After organ preservation, the new challenge at stake is functional outcome and health related quality of life in Head and Neck cancer patients. Throughout the presentation we will highlight the need for a multidisciplinary effort to decrease treatment toxicities and optimize functional outcomes. We will go over the new technologies, innovative approaches and the trials that are trying to establish a role in improving head and neck cancer patients’ quality of life. We will then provide a more in-depth insight on what defines quality of life in the Head and Neck Cancer population. We will present the instruments available to measure it and provide a critical appraisal of their significance and interpretation. We will focus on the functional domains and review the health related quality of life achievements by various treatment modalities. Finally we will conclude with the role of patient reported Quality of Life questionnaires as an important outcome measure of cancer care and a predictor of survival.

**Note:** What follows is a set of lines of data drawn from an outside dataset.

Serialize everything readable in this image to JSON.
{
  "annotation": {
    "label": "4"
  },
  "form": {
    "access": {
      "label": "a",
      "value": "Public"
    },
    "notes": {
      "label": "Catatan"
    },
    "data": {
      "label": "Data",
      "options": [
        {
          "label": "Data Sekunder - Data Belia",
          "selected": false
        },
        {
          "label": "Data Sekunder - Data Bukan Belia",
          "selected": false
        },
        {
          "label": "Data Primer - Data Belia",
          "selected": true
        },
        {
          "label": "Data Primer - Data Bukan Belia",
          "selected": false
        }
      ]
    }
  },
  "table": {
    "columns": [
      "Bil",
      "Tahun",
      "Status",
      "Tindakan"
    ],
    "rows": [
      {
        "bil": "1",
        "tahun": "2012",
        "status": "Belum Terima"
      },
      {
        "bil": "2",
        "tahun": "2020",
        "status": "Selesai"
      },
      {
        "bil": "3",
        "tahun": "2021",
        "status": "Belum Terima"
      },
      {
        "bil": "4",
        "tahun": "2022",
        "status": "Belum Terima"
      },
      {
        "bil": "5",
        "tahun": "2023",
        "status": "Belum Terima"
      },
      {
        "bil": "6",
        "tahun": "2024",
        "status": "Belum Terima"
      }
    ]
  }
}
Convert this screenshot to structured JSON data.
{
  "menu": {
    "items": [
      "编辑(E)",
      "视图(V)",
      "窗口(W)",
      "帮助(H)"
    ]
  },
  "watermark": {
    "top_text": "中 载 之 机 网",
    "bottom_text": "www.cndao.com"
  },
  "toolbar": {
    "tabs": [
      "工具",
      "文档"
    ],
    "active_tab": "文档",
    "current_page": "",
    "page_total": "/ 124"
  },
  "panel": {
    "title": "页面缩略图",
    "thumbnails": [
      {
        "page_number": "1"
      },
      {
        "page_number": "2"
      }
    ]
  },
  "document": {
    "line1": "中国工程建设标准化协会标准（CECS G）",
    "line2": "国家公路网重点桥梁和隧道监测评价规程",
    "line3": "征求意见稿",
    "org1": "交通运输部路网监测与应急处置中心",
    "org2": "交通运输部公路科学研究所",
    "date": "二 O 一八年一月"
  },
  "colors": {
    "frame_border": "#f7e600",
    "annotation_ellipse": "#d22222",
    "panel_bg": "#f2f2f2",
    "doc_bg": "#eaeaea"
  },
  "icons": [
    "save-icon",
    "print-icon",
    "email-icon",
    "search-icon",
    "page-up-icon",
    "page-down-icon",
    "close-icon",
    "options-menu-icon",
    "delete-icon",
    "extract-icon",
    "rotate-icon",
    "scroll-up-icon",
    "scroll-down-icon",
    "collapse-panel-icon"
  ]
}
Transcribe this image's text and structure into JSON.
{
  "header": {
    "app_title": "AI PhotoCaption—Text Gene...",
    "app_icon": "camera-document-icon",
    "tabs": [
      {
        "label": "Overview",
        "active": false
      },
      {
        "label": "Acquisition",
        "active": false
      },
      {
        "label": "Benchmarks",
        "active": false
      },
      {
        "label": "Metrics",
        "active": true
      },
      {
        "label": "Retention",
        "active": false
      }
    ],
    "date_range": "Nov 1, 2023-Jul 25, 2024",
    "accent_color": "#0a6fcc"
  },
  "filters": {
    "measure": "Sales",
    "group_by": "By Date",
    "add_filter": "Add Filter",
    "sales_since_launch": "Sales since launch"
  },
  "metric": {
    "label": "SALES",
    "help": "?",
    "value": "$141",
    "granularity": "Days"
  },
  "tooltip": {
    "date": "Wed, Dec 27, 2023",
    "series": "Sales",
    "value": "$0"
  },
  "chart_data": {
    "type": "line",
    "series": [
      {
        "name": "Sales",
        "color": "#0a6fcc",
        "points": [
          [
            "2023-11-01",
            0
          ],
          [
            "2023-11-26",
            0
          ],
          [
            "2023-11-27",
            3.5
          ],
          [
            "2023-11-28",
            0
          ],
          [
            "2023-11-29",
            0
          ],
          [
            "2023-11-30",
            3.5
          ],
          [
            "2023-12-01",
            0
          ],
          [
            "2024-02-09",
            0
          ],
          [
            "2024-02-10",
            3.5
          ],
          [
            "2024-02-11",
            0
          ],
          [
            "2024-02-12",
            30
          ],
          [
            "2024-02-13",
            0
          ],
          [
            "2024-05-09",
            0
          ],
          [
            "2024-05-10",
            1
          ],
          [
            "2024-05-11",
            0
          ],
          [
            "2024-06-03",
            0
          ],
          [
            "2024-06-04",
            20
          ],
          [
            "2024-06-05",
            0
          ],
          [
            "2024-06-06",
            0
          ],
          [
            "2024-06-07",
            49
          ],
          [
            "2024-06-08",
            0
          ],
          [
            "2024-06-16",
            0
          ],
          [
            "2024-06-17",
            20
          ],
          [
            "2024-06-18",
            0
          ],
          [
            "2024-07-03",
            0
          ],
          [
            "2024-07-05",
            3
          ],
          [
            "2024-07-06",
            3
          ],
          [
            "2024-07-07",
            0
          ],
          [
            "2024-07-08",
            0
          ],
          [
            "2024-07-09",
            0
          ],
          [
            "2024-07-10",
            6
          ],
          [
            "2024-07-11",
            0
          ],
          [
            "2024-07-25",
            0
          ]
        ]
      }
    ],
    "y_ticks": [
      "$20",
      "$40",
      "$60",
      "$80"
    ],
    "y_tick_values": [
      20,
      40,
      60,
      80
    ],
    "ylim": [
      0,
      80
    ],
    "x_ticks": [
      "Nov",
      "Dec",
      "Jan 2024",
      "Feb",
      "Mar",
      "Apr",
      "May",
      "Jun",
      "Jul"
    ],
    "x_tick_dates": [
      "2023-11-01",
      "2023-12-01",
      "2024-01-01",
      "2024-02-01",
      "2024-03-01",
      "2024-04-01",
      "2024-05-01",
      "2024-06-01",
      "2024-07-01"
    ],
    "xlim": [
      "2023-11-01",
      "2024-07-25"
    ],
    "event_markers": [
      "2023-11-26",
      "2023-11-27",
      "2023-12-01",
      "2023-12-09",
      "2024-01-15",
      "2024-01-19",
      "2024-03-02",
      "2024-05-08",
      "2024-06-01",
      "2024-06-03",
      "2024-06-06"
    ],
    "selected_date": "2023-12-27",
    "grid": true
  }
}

4. Value Based Head and Neck Cancer Care
Randal Weber, MD, FACS – MD Anderson Cancer Center, USA

Health care costs continue to rise despite governmental measures and payer attempts to implement cost control strategies.  Resources are wasted on non-evidenced based care, treatment variability and over utilization.  Moving towards a value based care delivery system will improve quality and decrease costs.  The widely endorsed definition of value based care is the outcome achieved divided by the cost to achieve that outcome.  As an extension of this concept, our institution has defined value as the outcome achieved plus the patient’s experience during their journey through the health care system divided by the cost of care.  We consider cancer care is not great unless the patient perceives it to be so.  This presentation will review economic forces driving health care delivery towards value and our institutional and programmatic strategies to enhance the patient experience.
 

5. Hospice and Palliative Care
Hibah Osman, MD – Balsam Lebanese Center for Palliative Care

Head and neck cancers are commonly associated with a heavy burden of symptoms. The impact of the tumor or its treatment on basic functions such as eating and speaking and the often visible nature of the disease can result in significant physical and psychosocial suffering. Palliative and supportive therapies should be integrated into the care of head and neck cancer patients early in the course of illness regardless of whether the intent of treatment is curative or not. In this session we will address the management of common symptoms associated with the treatment of head and neck cancers and review guidelines and palliative care in head and neck cancers.